Many website issues can give visitors an incentive to leave, but there's nothing more important than the content on your website. Not only does it serve as your greatest search engine tool, it's what helps guide users to a desire action. Regardless of the template or images you use for your site, the content on your website is what will determine if someone will make a purchase, sign up for a newsletter, or leave to go to a different store.
While working on website content over the past several years, I've recognized many common trends that push customers away instead of pulling them in. Here are seven ways website content can scare your visitors away.
Formatting copy on a website is easy, but it's often screwed up. From alternating font styles to bullet points that don't properly align; formatting mistakes makes consuming your content difficult and will result in your audience not believing in your ability to pay attention to detail -- something that's critical in a service business. Keep a simple and consistent format for your website content.
Lack of a Call to Action
Your content has a reason for existing (at least it should). Don't be afraid to point customers in the right direction of what they should do next. Should they share this blog post with people who would also find it valuable? Should they sign up for your newsletter? Are they ready to purchase your product? Make recommendations on your website using carefully and cleverly placed calls to action.
Ur Grammer is Bad
Online content has turned everyone into a grammar cop. It's hard to find an article without critics in the comment section ripping apart both the writer and publication for a couple of errors.
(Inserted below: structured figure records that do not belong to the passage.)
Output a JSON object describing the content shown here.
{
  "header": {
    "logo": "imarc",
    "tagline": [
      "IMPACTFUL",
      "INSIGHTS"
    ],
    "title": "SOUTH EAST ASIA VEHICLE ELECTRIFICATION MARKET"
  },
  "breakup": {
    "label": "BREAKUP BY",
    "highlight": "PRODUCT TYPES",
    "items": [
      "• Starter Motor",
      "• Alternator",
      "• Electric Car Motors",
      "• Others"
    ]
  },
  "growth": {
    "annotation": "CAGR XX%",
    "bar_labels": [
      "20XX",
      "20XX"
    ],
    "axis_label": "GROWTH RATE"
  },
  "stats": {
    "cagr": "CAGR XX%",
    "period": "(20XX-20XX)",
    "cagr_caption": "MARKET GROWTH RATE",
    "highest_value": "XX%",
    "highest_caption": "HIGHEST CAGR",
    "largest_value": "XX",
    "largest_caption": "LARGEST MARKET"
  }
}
Website copy needs to be thoroughly examined and updated to attract your target market and to avoid errors. Errors stick out like a sore thumb and are hard to erase from our minds.
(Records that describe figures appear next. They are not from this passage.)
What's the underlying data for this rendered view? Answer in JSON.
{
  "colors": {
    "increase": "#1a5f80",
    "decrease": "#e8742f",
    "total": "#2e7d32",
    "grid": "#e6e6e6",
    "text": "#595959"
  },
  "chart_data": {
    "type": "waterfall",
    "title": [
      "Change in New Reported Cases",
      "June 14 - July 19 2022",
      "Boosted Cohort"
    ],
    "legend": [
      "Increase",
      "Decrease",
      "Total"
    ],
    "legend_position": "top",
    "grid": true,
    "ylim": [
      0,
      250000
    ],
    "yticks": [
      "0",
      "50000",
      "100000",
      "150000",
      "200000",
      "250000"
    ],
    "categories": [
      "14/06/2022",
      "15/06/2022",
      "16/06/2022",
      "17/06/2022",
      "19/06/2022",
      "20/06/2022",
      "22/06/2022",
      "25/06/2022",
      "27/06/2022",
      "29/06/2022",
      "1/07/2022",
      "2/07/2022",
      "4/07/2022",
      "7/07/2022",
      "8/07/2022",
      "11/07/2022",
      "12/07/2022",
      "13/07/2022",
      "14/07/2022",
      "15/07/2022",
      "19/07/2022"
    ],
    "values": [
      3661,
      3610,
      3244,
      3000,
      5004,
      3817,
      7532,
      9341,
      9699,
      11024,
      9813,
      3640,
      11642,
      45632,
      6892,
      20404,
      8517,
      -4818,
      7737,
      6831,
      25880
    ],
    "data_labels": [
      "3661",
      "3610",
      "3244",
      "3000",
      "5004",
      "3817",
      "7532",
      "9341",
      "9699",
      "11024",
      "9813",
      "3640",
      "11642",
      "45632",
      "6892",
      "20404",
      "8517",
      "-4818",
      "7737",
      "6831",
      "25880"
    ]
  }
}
Lacking a call to action causes people to leave your site, but so does begging. Too many calls to action or blatantly overly promotional content is similar to you personally approaching every person you meet and asking them to buy something out of your briefcase. Sales copy can work extremely well depending on your target market and what your goals are, but it needs to be used very carefully. If your audience isn't looking to be sold to, you need to avoid promotional copy and carefully lead them through the sales funnel.
Find your call to action sweet spot (mix of asking without being obtrusive) and always err on the side of caution rather than pushing overly promotional content on your home page.
Having outdated content is just as bad as having grammar errors or images that don't load. If you haven't posted a blog for six months, you should remove your blog or get to writing. People will think you're no longer in business or you don't care enough to keep things current. Update your pages regularly.
It’s Focused Only on Optimization
If you write for robots, don’t expect humans to like your writing. Clever writers find ways to work in keywords, but stuffing your pages is a good way to offend your audience. What good is getting people to your site if they hate what they find?
Web use is shifting to mobile phones, and content is being transformed into video, but written content is still king (for now). Nobody likes being forced to watch advertisements or listen to a video when reading is more convenient. Offer several forms of content for your audience to choose from, but make sure to cater to the primary preference of your target market.